Но не успела мама как следует принюхаться, как возле нашего стола вырос сам папа.

– Соня, что происходит? – спросил он, даже не поздоровавшись. – Почему ты не сказала, что будет мама?

Я поняла, что надо идти в наступление, иначе проиграю.

– Вы все время молчите, ничего мне не рассказываете! – взорвалась я. – Вот и я не стала болтать лишнего. У вас научилась!

– Тише!

– Спокуха! – зацыкали на меня мама с папой. Так как на наш столик уже стали оглядываться люди.

– Не хотите говорить со мной. Ладно, переживу, – сказала уже тише, но все так же напористо, чтобы родители не вздумали расслабляться. – Но, будьте добреньки, поговорите друг с другом!
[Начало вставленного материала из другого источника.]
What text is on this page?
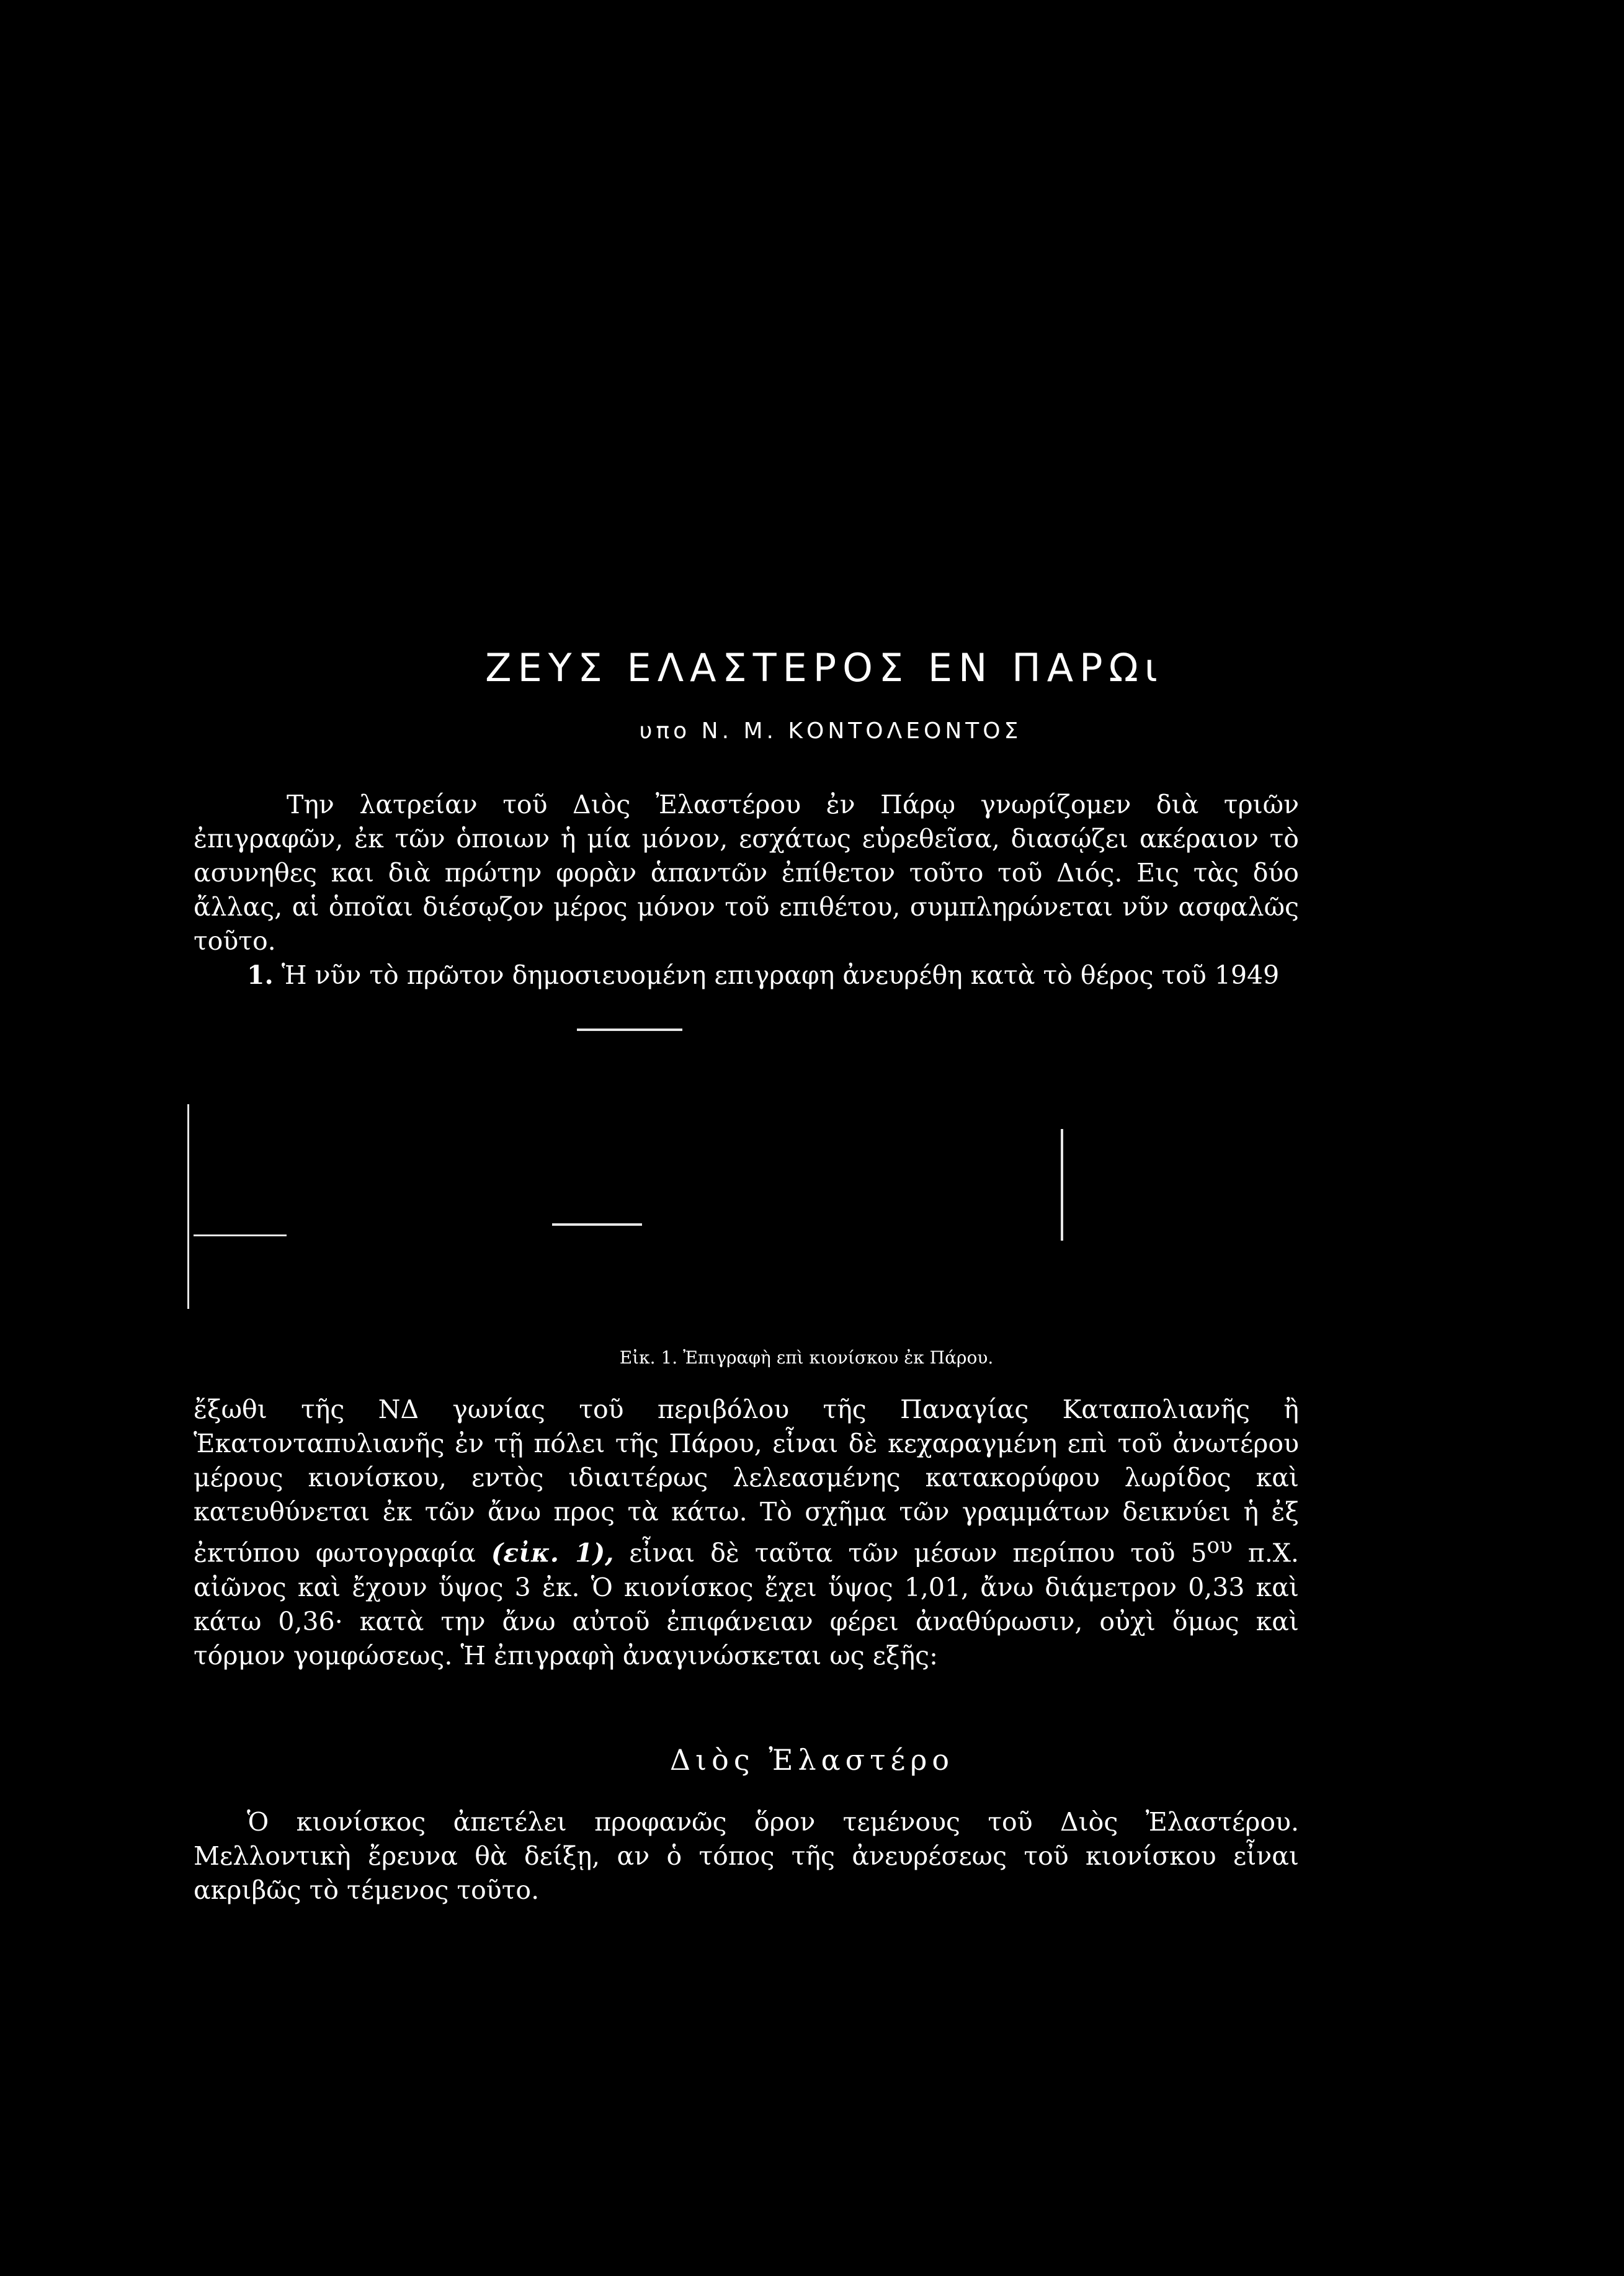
ΖΕΥΣ ΕΛΑΣΤΕΡΟΣ ΕΝ ΠΑΡΩι
υπο Ν. Μ. ΚΟΝΤΟΛΕΟΝΤΟΣ

Την λατρείαν τοῦ Διὸς Ἐλαστέρου ἐν Πάρῳ γνωρίζομεν διὰ τριῶν ἐπιγραφῶν, ἐκ τῶν ὁποιων ἡ μία μόνον, εσχάτως εὑρεθεῖσα, διασῴζει ακέραιον τὸ ασυνηθες και διὰ πρώτην φορὰν ἁπαντῶν ἐπίθετον τοῦτο τοῦ Διός. Εις τὰς δύο ἄλλας, αἱ ὁποῖαι διέσῳζον μέρος μόνον τοῦ επιθέτου, συμπληρώνεται νῦν ασφαλῶς τοῦτο.

1. Ἡ νῦν τὸ πρῶτον δημοσιευομένη επιγραφη ἀνευρέθη κατὰ τὸ θέρος τοῦ 1949

Εἰκ. 1. Ἐπιγραφὴ επὶ κιονίσκου ἐκ Πάρου.

ἔξωθι τῆς ΝΔ γωνίας τοῦ περιβόλου τῆς Παναγίας Καταπολιανῆς ἢ Ἑκατονταπυλιανῆς ἐν τῇ πόλει τῆς Πάρου, εἶναι δὲ κεχαραγμένη επὶ τοῦ ἀνωτέρου μέρους κιονίσκου, εντὸς ιδιαιτέρως λελεασμένης κατακορύφου λωρίδος καὶ κατευθύνεται ἐκ τῶν ἄνω προς τὰ κάτω. Τὸ σχῆμα τῶν γραμμάτων δεικνύει ἡ ἐξ ἐκτύπου φωτογραφία (εἰκ. 1), εἶναι δὲ ταῦτα τῶν μέσων περίπου τοῦ $5^{o\upsilon}$ π.Χ. αἰῶνος καὶ ἔχουν ὕψος 3 ἐκ. Ὁ κιονίσκος ἔχει ὕψος 1,01, ἄνω διάμετρον 0,33 καὶ κάτω 0,36· κατὰ την ἄνω αὐτοῦ ἐπιφάνειαν φέρει ἀναθύρωσιν, οὐχὶ ὅμως καὶ τόρμον γομφώσεως. Ἡ ἐπιγραφὴ ἀναγινώσκεται ως εξῆς:

Διὸς Ἐλαστέρο

Ὁ κιονίσκος ἀπετέλει προφανῶς ὅρον τεμένους τοῦ Διὸς Ἐλαστέρου. Μελλοντικὴ ἔρευνα θὰ δείξῃ, αν ὁ τόπος τῆς ἀνευρέσεως τοῦ κιονίσκου εἶναι ακριβῶς τὸ τέμενος τοῦτο.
А то как дети малые, честное слово!

Я схватила папу за рукав и буквально силой завалила на стул рядом с мамой.

– Ты посмотри на нее! – жалобно взвыл папа. – Кидается родным отцом!

Мама усмехнулась:

– Эмансипация, акселерация…

Кажется, мама с папой вновь находили общий язык. Все это было очень похоже на наши обычные семейные кухонные разговоры.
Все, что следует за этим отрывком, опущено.